The Effects of Salts and Osmoprotectants on Enzyme Activities of Fructose-1,6-biphosphate Aldolases in a Halotolerant Cyanobacterium, Halothece sp. PCC 7418

The halotolerant cyanobacterium, Halothece sp. PCC 7418, possesses two classes of fructose-1,6-bisphosphate aldolase (FBA): H2846 and H2847. Though class I (CI)-FBA H2846 is thought to be associated with salt tolerance, the regulatory mechanisms, molecular characteristics, and expression profiles between H2846 and class II (CII)-FBA H2847 have scarcely been investigated. Here, we show that the accumulation of the H2846 protein is highly responsive to both up- and down-shock with NaCl, whereas H2847 is constitutively expressed. The activity of CI- and CII-FBA in cyanobacterial extracts is correlated with the accumulation patterns of H2846 and H2847, respectively. In addition, it was found that these activities were inhibited by NaCl and KCl, with CII-FBA activity strikingly inhibited. It was also found that the CI-FBA activity of recombinant H2846 was hindered by salts and that this hindrance could be moderated by the addition of glycine betaine (GB), whereas no moderation occurred with other potential osmoprotectant molecules (proline, sucrose, and glycerol). In addition, a phylogenetic analysis showed that CI-FBAs with higher similarities to H2846 tended to be distributed among potential GB-synthesizing cyanobacteria. Taken together, our results provide insights into the independent evolution of the CI- and CII-FBA gene families, which show distinct expression profiles and functions following salt stress.

Induction of Antioxidative Activity and Antioxidant Molecules in the Halotolerant Cyanobacterium Halothece sp. PCC7418 by Temperature Shift

Extremophiles are a rich source of novel secondary metabolites and valuable antioxidative compounds. Here, we examined the antioxidative capacities of aqueous extracts derived from the halotolerant cyanobacterium Halothece sp. PCC7418. The antioxidative activities of extracts derived from Halothece sp. PCC7418 cells exposed to temperature shock were significantly enhanced. Quantification of antioxidant molecules (phenolic compounds and phycobiliproteins) in the aqueous extracts revealed that the amounts of these molecules were modulated by temperature shock. In addition, the intracellular accumulation of mycosporine-2-glycine, a potential antioxidative molecule, was strongly enhanced by cold shock. Our results show that the treatment of Halothece sp. PCC7418 cells with temperature shock may allow for the robust production of antioxidants.

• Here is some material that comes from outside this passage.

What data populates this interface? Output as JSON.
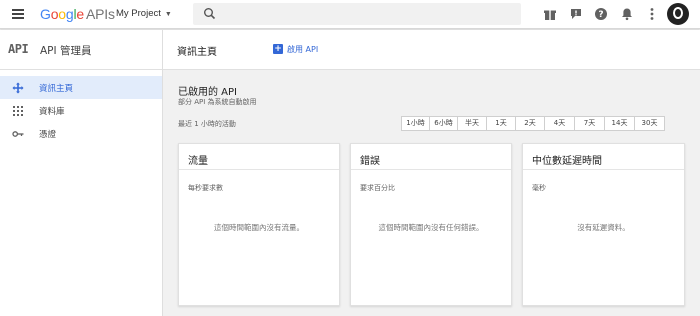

Efficient Bioproduction of Mycosporine-2-glycine, Which Functions as Potential Osmoprotectant, using Escherichia coli Cells

Mycosporine-2-glycine (M2G) is known to be synthesized in halotolerant cyanobacterium Aphanothece halophytica. Escherichia coli cells in which the M2G synthetic genes of A. halophytica were introduced could synthesize M2G. Here, we report that M2G producing transformed E. coli cells showed salt tolerance compared to control cells. This result suggested that M2G could function as a potential osmoprotectant in E. coli. To our knowledge, this is the first report presenting the evidence that mycosporine-like amino acid confers salt tolerance on E. coli. Intracellular M2G content in the transformed E. coli cells were varied depending on NaCl concentration with maximum level at 0.75 M. Moreover, intracellular M2G level was affected by a supply of glycine with maximum level at 5 mM. In conclusion, we found that transformed E. coli cells could produce 205 μg of M2G/g fresh weight of cells under the best effective growth condition in this study. Thus, the results obtained here offer the potential for the bioproduction of mycosporine-like amino acids using the genetically engineered E. coli cells.